A very brief inquest was held which did not examine any of these matters in depth. Following a judicial review brought by Liberty acting for Anne-Marie’s sisters Sharon Hardy and Khristina Swain, a fresh inquest was held in February 2014. We also asked that the rape investigation be re-opened because the first investigation had been severely lacking. Most fundamentally, it was not independent – the RMP investigated the RMP. You don't need to be a lawyer to understand the dangers of such a lack of impartiality.
Liberty, using the Human Rights Act, demanded that a fresh investigation be conducted with service police from another branch of the military together with civilian police specialising in sex crime. The RAF Police have now begun a fresh investigation, with the assistance and expertise of Bedfordshire Police.
Between 1995 and 2001 four young British Army recruits were undergoing initial training at Deepcut, Surrey. They all died of gunshot wounds. Questions about their deaths remain unanswered.
Liberty is representing the families of Sean Benton, Cheryl James and James Collinson (pictured). We have serious concerns regarding the circumstances surrounding their deaths and how they were investigated. In July 2014 the High Court ordered a fresh inquest into Cheryl's death, after we used the Human Rights Act to secure access to documents held by the authorities about her death. We are now calling for fresh inquests into the deaths of Sean and James also.
What has this got to do with human rights?
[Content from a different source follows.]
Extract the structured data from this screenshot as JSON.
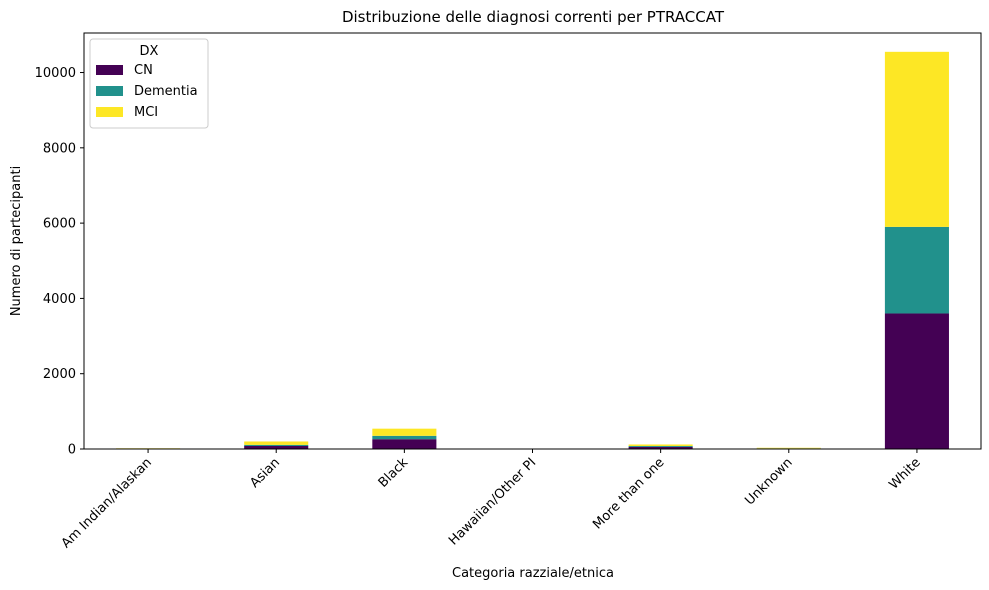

It is one of the cardinal features of the law of England that a person does not, by enlisting in or entering the Armed Forces, thereby cease to be a citizen, so as to deprive him of his rights or to exempt him from his liabilities under the ordinary law of the land.
Chapter 303, Halsbury’s Laws of England.
As a human being you have human rights and under British law those rights are protected by the Human Rights Act.
If you are the victim of a crime, you have the right to a proper investigation and for those responsible to be held to account. That’s how it works. Being a soldier doesn’t make you less human. Those laws and those rights still apply.
- Article 2 of the Human Rights Act – the right to life – requires that the state not only refrain from taking life but also take steps to protect it. In the event of a death where the state may be involved, it also requires an independent, prompt and open investigation.
- Article 3 relates to inhuman and degrading treatment. Cases of rape, for example, must be investigated and those responsible held to account.